Over the past years, I have been deeply involved in the practical implementation of artificial intelligence in day-to-day pharmacovigilance operations. My work focuses on real-world use of AI for case intake processing, E2B R3 validation, and workflow optimization with a strong emphasis on compliance, human oversight, and measurable efficiency gains. Several of these approaches are already implemented in production environments.
Pharmacovigilance case processing remains one of the most resource‑intensive tasks in drug safety, especially for small and mid‑sized companies with limited personnel and growing global workloads. This presentation showcases how a small organization successfully transformed its case intake process by collaborating on an AI‑driven solution capable of generating E2B(R3) XML files directly from natural‑language source documents. The talk provides an honest, practical walkthrough of the journey—from market exploration and early system limitations to continuous improvement, breakthrough moments, and the eventual establishment of a functioning Proof‑of‑Concept. Emphasis is placed on the critical role of Human Quality Control to ensure regulatory compliance, especially in light of requirements such as those outlined in the EU AI Act. The presentation also highlights the unique challenges of validating evolving AI systems, the integration of AI into end‑to‑end PV workflows, and the implications for risk assessment in SaaS environments. Participants will gain insights into common pitfalls, realistic expectations, and the measurable benefits achieved, including reduced manual workload, increased processing speed, and rapid iteration cycles driven by real‑world feedback. This session is designed for PV professionals, quality managers, and digital transformation leaders seeking a concrete, experience‑based understanding of how AI can be safely and effectively introduced into pharmacovigilance operations.

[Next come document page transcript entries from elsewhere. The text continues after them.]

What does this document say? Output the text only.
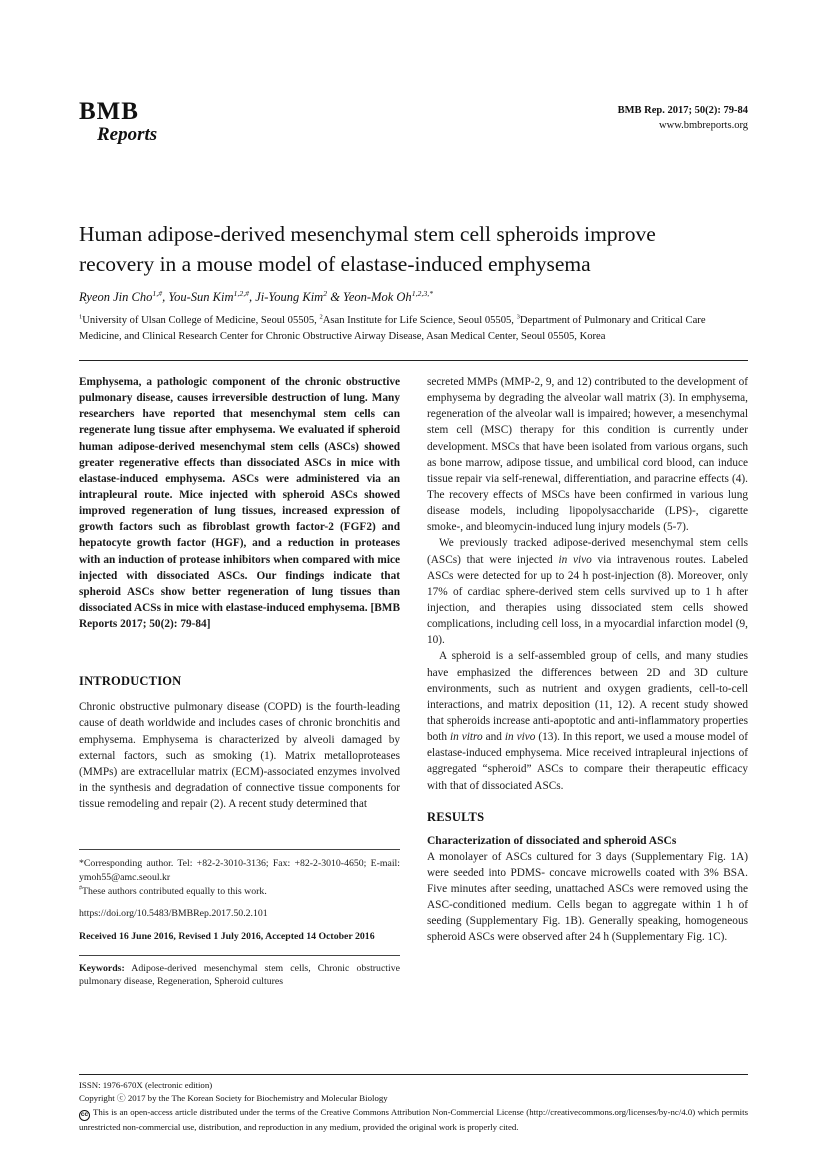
BMB
Reports
BMB Rep. 2017; 50(2): 79-84
www.bmbreports.org
Human adipose-derived mesenchymal stem cell spheroids improve recovery in a mouse model of elastase-induced emphysema

Ryeon Jin Cho$^{1,\#}$, You-Sun Kim$^{1,2,\#}$, Ji-Young Kim$^2$ & Yeon-Mok $Oh^{1,2,3,*}$

$^1$University of Ulsan College of Medicine, Seoul 05505, $^2$Asan Institute for Life Science, Seoul 05505, $^3$Department of Pulmonary and Critical Care Medicine, and Clinical Research Center for Chronic Obstructive Airway Disease, Asan Medical Center, Seoul 05505, Korea

Emphysema, a pathologic component of the chronic obstructive pulmonary disease, causes irreversible destruction of lung. Many researchers have reported that mesenchymal stem cells can regenerate lung tissue after emphysema. We evaluated if spheroid human adipose-derived mesenchymal stem cells (ASCs) showed greater regenerative effects than dissociated ASCs in mice with elastase-induced emphysema. ASCs were administered via an intrapleural route. Mice injected with spheroid ASCs showed improved regeneration of lung tissues, increased expression of growth factors such as fibroblast growth factor-2 (FGF2) and hepatocyte growth factor (HGF), and a reduction in proteases with an induction of protease inhibitors when compared with mice injected with dissociated ASCs. Our findings indicate that spheroid ASCs show better regeneration of lung tissues than dissociated ACSs in mice with elastase-induced emphysema. [BMB Reports 2017; 50(2): 79-84]

INTRODUCTION

Chronic obstructive pulmonary disease (COPD) is the fourth-leading cause of death worldwide and includes cases of chronic bronchitis and emphysema. Emphysema is characterized by alveoli damaged by external factors, such as smoking (1). Matrix metalloproteases (MMPs) are extracellular matrix (ECM)-associated enzymes involved in the synthesis and degradation of connective tissue components for tissue remodeling and repair (2). A recent study determined that

*Corresponding author. Tel: +82-2-3010-3136; Fax: +82-2-3010-4650; E-mail: ymoh55@amc.seoul.kr

#These authors contributed equally to this work.

https://doi.org/10.5483/BMBRep.2017.50.2.101

Received 16 June 2016, Revised 1 July 2016, Accepted 14 October 2016

Keywords: Adipose-derived mesenchymal stem cells, Chronic obstructive pulmonary disease, Regeneration, Spheroid cultures

secreted MMPs (MMP-2, 9, and 12) contributed to the development of emphysema by degrading the alveolar wall matrix (3). In emphysema, regeneration of the alveolar wall is impaired; however, a mesenchymal stem cell (MSC) therapy for this condition is currently under development. MSCs that have been isolated from various organs, such as bone marrow, adipose tissue, and umbilical cord blood, can induce tissue repair via self-renewal, differentiation, and paracrine effects (4). The recovery effects of MSCs have been confirmed in various lung disease models, including lipopolysaccharide (LPS)-, cigarette smoke-, and bleomycin-induced lung injury models (5-7).

We previously tracked adipose-derived mesenchymal stem cells (ASCs) that were injected in vivo via intravenous routes. Labeled ASCs were detected for up to 24 h post-injection (8). Moreover, only 17% of cardiac sphere-derived stem cells survived up to 1 h after injection, and therapies using dissociated stem cells showed complications, including cell loss, in a myocardial infarction model (9, 10).

A spheroid is a self-assembled group of cells, and many studies have emphasized the differences between 2D and 3D culture environments, such as nutrient and oxygen gradients, cell-to-cell interactions, and matrix deposition (11, 12). A recent study showed that spheroids increase anti-apoptotic and anti-inflammatory properties both in vitro and in vivo (13). In this report, we used a mouse model of elastase-induced emphysema. Mice received intrapleural injections of aggregated “spheroid” ASCs to compare their therapeutic efficacy with that of dissociated ASCs.

RESULTS
Characterization of dissociated and spheroid ASCs

A monolayer of ASCs cultured for 3 days (Supplementary Fig. 1A) were seeded into PDMS- concave microwells coated with 3% BSA. Five minutes after seeding, unattached ASCs were removed using the ASC-conditioned medium. Cells began to aggregate within 1 h of seeding (Supplementary Fig. 1B). Generally speaking, homogeneous spheroid ASCs were observed after 24 h (Supplementary Fig. 1C).

ISSN: 1976-670X (electronic edition)

Copyright ⓒ 2017 by the The Korean Society for Biochemistry and Molecular Biology

cc This is an open-access article distributed under the terms of the Creative Commons Attribution Non-Commercial License (http://creativecommons.org/licenses/by-nc/4.0) which permits unrestricted non-commercial use, distribution, and reproduction in any medium, provided the original work is properly cited.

- How a small pharma company successfully built an AI‑powered E2B(R3) case intake process, achieving automation traditionally reserved for large organizations.
- A real‑world journey from pilot chaos to working Proof‑of‑Concept, including obstacles, failures, breakthroughs, and lessons learned.
- Demonstrating how Human Quality Control + AI can dramatically boost accuracy while staying compliant with EU AI Act Article 14.
- Insights into risk assessment, validation challenges, and regulatory expectations when integrating AI into pharmacovigilance workflows
- Concrete results: time savings, reduced manual workload, rapid development cycles, and a scalable approach to future PV automation.